The Man Against the Sky: A Book of Poems






The Unforgiven

     When he, who is the unforgiven,
     Beheld her first, he found her fair:
     No promise ever dreamt in heaven
     Could then have lured him anywhere
     That would have been away from there;
     And all his wits had lightly striven,
     Foiled with her voice, and eyes, and hair.

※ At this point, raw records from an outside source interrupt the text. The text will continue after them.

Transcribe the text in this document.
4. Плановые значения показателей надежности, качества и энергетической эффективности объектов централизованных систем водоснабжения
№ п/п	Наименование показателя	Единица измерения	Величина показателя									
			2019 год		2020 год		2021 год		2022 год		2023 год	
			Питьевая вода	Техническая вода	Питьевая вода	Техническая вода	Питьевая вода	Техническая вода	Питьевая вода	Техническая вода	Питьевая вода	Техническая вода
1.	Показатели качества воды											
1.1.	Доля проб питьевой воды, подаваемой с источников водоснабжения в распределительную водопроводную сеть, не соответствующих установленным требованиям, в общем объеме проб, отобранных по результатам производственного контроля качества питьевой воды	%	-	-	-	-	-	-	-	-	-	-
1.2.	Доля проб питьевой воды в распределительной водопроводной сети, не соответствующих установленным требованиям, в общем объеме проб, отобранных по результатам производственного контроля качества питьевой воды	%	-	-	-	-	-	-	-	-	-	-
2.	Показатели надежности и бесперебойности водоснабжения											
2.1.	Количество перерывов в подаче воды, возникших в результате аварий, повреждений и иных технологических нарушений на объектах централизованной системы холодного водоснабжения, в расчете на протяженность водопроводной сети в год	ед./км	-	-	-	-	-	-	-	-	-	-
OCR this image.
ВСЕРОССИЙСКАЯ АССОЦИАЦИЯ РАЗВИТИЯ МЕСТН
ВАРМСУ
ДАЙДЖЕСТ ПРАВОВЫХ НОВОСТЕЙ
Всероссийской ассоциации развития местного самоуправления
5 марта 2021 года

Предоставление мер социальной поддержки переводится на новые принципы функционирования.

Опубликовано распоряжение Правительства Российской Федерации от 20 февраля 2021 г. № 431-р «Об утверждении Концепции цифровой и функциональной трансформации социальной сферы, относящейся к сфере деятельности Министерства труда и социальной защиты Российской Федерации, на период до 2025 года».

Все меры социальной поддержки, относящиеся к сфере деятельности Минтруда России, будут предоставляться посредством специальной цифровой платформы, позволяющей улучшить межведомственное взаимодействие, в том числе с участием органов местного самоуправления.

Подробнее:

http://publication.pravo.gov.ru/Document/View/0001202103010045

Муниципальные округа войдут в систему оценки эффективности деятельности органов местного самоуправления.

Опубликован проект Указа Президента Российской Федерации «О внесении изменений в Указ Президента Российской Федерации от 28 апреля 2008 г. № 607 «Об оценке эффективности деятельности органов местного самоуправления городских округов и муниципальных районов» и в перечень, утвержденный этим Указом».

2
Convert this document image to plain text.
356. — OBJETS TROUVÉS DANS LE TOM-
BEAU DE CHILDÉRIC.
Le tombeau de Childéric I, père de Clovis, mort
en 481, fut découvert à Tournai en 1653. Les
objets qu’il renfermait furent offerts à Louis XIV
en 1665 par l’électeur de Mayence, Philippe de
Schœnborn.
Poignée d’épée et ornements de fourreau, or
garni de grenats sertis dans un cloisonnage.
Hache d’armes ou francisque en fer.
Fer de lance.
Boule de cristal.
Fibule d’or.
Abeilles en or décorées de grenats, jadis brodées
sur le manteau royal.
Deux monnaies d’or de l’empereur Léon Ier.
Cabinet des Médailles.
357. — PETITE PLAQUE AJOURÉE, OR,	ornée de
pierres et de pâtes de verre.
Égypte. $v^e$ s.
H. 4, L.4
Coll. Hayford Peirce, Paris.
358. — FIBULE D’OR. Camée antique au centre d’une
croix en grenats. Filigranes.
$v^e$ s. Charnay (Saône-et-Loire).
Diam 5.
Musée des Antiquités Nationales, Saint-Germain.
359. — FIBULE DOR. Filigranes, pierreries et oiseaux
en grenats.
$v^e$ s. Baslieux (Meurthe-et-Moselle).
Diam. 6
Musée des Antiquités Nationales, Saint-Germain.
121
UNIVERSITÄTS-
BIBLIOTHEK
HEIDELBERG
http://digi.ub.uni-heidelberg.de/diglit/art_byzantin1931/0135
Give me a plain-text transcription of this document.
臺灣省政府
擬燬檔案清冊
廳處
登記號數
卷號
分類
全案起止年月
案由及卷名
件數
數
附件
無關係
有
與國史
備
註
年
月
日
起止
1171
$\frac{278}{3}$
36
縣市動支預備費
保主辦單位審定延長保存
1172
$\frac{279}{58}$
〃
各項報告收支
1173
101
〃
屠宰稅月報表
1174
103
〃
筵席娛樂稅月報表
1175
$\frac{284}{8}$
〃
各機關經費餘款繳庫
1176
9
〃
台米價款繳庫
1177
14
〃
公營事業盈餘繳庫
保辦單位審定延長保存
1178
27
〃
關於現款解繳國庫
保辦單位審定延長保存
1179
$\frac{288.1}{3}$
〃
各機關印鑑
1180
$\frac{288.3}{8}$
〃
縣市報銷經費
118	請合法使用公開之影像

     There's nothing in the saints and sages
     To meet the shafts her glances had,
     Or such as hers have had for ages
     To blind a man till he be glad,
     And humble him till he be mad.
     The story would have many pages,
     And would be neither good nor bad.

     And, having followed, you would find him
     Where properly the play begins;
     But look for no red light behind him—
     No fumes of many-colored sins,
     Fanned high by screaming violins.
     God knows what good it was to blind him,
     Or whether man or woman wins.

     And by the same eternal token,
     Who knows just how it will all end?—
     This drama of hard words unspoken,
     This fireside farce, without a friend
     Or enemy to comprehend
     What augurs when two lives are broken,
     And fear finds nothing left to mend.

     He stares in vain for what awaits him,
     And sees in Love a coin to toss;
     He smiles, and her cold hush berates him
     Beneath his hard half of the cross;
     They wonder why it ever was;
     And she, the unforgiving, hates him
     More for her lack than for her loss.

     He feeds with pride his indecision,
     And shrinks from what will not occur,
     Bequeathing with infirm derision
     His ashes to the days that were,
     Before she made him prisoner;
     And labors to retrieve the vision
     That he must once have had of her.

     He waits, and there awaits an ending,
     And he knows neither what nor when;
     But no magicians are attending
     To make him see as he saw then,
     And he will never find again
     The face that once had been the rending
     Of all his purpose among men.

     He blames her not, nor does he chide her,
     And she has nothing new to say;
     If he were Bluebeard he could hide her,
     But that's not written in the play,
     And there will be no change to-day;
     Although, to the serene outsider,
     There still would seem to be a way.